What the f@&k had I just done?
Snowball effect, and all that.
So what’s it about?
It’s a sweet (and sometimes dark) story about injustice, horrific choices, devastating lies, and sometimes, even more devastating truths. Sure, the truth can set you free… but in Paisley’s case, it seemed to be from one “prison” to another.
“Black sheep” Paisley, raised in an uber-strict catholic family with her “perfect” older sister Caroline, appears, at first to be struggling against the usual “unfairness” of how family treats each other. Quick sidenote: I believe this is a “British” book (taking place in the UK), and I’ve found that many of ‘em take on this similar theme. That of the horrifically “evil” perfect sister (that only the “other” sister truly sees, and all of the poop that ensues).
Anyway, despite Paisley’s bad-girl demeanor, and irritatingly obvious attempts at pissing everyone off (you know… constantly making bad decisions and running her mouth, making it even worse), we soon realize that many of her choices were compelled by her need to escape a very dark truth (and I mean dark). Her attempts at running away as a young teen. Her life on the street. Her addictions. Her “reputation”. Her need to act out… it all comes from not just a lack of support, but a total lack of love. Her family? Just utter… UGH!!!!!! It didn’t take me long to realize that they were the biggest part of the problem. Now I’m not trying to make excuses for her, but… well. You’ll see.
However that said, her awful choices as a teen, continue into her life as a new adult, and she continues to pile on a few more bad decisions. And I mean bad! And then these things snowball right into her full-on adulthood (which is where the bulk of the story takes place).
Paisley runs away again, but this time for the better. To make something of herself, to grow into the “deserving person” she actually is, and away from all those that have slowly destroyed her. And she comes back SO much better for it. But real-life forces her to face the consequences of her past, and we get to go along for the ride.
And what a ride it is!
After all, it has a bit of everything. That dark angsty truth, the whole “we know who’s really bad in all of this” but we have to live with her as the “bad one“. The pining for someone that you can’t have… and then maybe can have, if only just… (ahhhhhhh that sweeeeeetness) and then having it ripped from us and shattered into a million pieces.

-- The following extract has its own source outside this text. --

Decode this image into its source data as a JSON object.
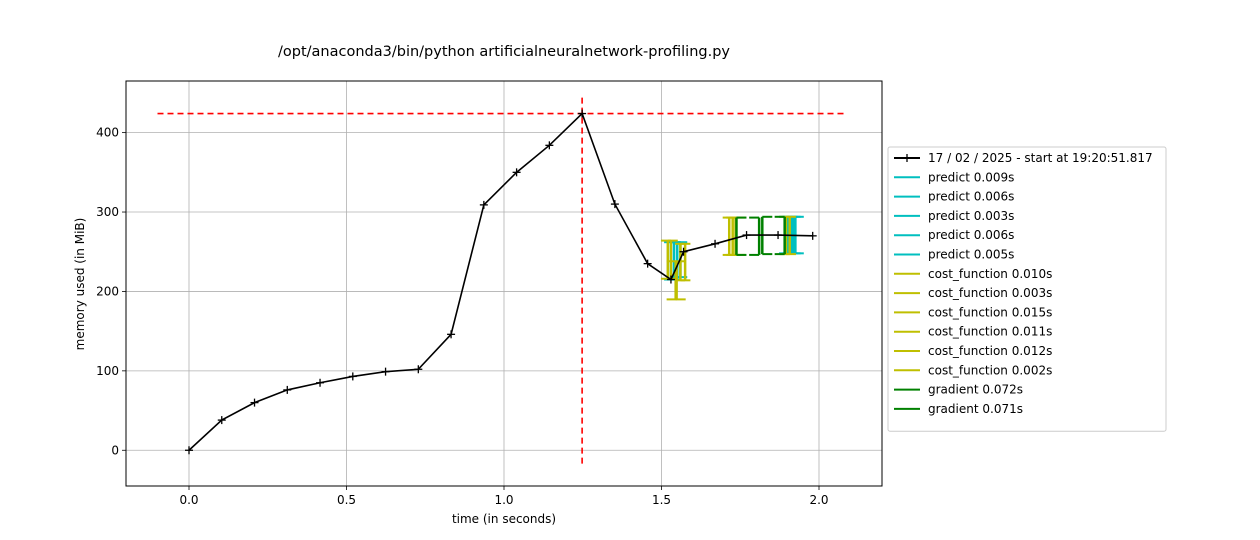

I couldn’t think of how to put the brakes on and take it back. I felt like crying and I hated myself for it. Gone from James’s face was the kindness from the bridal suite and in its place was revulsion; friendship had been substituted with enmity. There was nothing beautiful about me now…
The gasp-worthy actions that just kept getting worse (and BOY DID I GASP)!!! And the extreme fall-out. And then the attempt at trying to put it alllll back together (believe me it wasn’t easy, this one). Oh and did I mention a certain steamy scene? One that had me reading in slow-motion, vs. skimming it (which is what I find myself doing lately with other *ahem* scenes). *fans self* This one felt soooooo wrong and soooooo private, and sooooooo *oooooooph!!*
I really enjoyed it! Maybe not unputtdownable, for me, but one that I absolutely wanted to finish (and finished quickly). I’m so glad I read it! Sure, a few times I was all….. “Whaaaaaa? How plausible is this?” and “No way!” but you know what? The author managed to tie up the loose ends, and I found myself believing the reasoning (and the truth) of it all.

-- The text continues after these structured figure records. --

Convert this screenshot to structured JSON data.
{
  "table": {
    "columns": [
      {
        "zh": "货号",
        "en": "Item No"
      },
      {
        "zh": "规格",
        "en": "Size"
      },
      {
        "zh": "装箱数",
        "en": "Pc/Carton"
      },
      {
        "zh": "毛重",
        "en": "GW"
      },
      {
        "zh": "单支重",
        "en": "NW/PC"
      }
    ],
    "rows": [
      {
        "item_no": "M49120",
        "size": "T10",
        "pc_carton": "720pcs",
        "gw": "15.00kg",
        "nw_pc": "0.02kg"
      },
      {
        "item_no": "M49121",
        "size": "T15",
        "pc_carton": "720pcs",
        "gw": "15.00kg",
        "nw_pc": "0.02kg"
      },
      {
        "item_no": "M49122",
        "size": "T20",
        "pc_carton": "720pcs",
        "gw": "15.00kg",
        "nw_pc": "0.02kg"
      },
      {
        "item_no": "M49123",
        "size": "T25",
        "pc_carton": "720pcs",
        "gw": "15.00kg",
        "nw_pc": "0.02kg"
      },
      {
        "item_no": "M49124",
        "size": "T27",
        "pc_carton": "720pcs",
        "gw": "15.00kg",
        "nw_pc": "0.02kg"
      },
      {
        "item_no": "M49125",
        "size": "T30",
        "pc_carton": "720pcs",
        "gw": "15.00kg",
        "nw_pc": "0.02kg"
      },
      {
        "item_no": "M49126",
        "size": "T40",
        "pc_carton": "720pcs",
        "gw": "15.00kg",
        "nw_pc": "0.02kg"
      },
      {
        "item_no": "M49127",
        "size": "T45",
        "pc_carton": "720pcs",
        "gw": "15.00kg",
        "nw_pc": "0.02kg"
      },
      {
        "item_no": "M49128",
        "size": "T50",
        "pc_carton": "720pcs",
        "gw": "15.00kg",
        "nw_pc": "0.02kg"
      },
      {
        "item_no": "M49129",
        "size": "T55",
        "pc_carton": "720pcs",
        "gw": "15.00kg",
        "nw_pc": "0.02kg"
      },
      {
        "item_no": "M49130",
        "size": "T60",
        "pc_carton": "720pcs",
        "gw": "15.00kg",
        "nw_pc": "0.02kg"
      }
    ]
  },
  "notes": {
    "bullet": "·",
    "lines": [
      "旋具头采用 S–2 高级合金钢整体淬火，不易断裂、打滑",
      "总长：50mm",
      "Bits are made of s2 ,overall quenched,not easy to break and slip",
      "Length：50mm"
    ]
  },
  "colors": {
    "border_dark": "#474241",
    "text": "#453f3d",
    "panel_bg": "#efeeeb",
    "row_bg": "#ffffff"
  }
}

So while I didn’t fall in love obsessively over the guy (which can really influence my rating and “love” for a book as a whole), I absolutely recommend this as a good, entertaining, fulfilling, well-rounded, “tumultuous-but-better-than-that” read. The “bigger picture” is what counts here. It’s not really a “romance” even though the potential love story is the bulk of it. But first, there’s all of this stuff that we need to work through (vs. indulging us in extreme romance and romance-angst). But no matter, I’ll remember this one forever! Good stuff, great writing and lots of emotional action. And it has an epilogue that made me grin.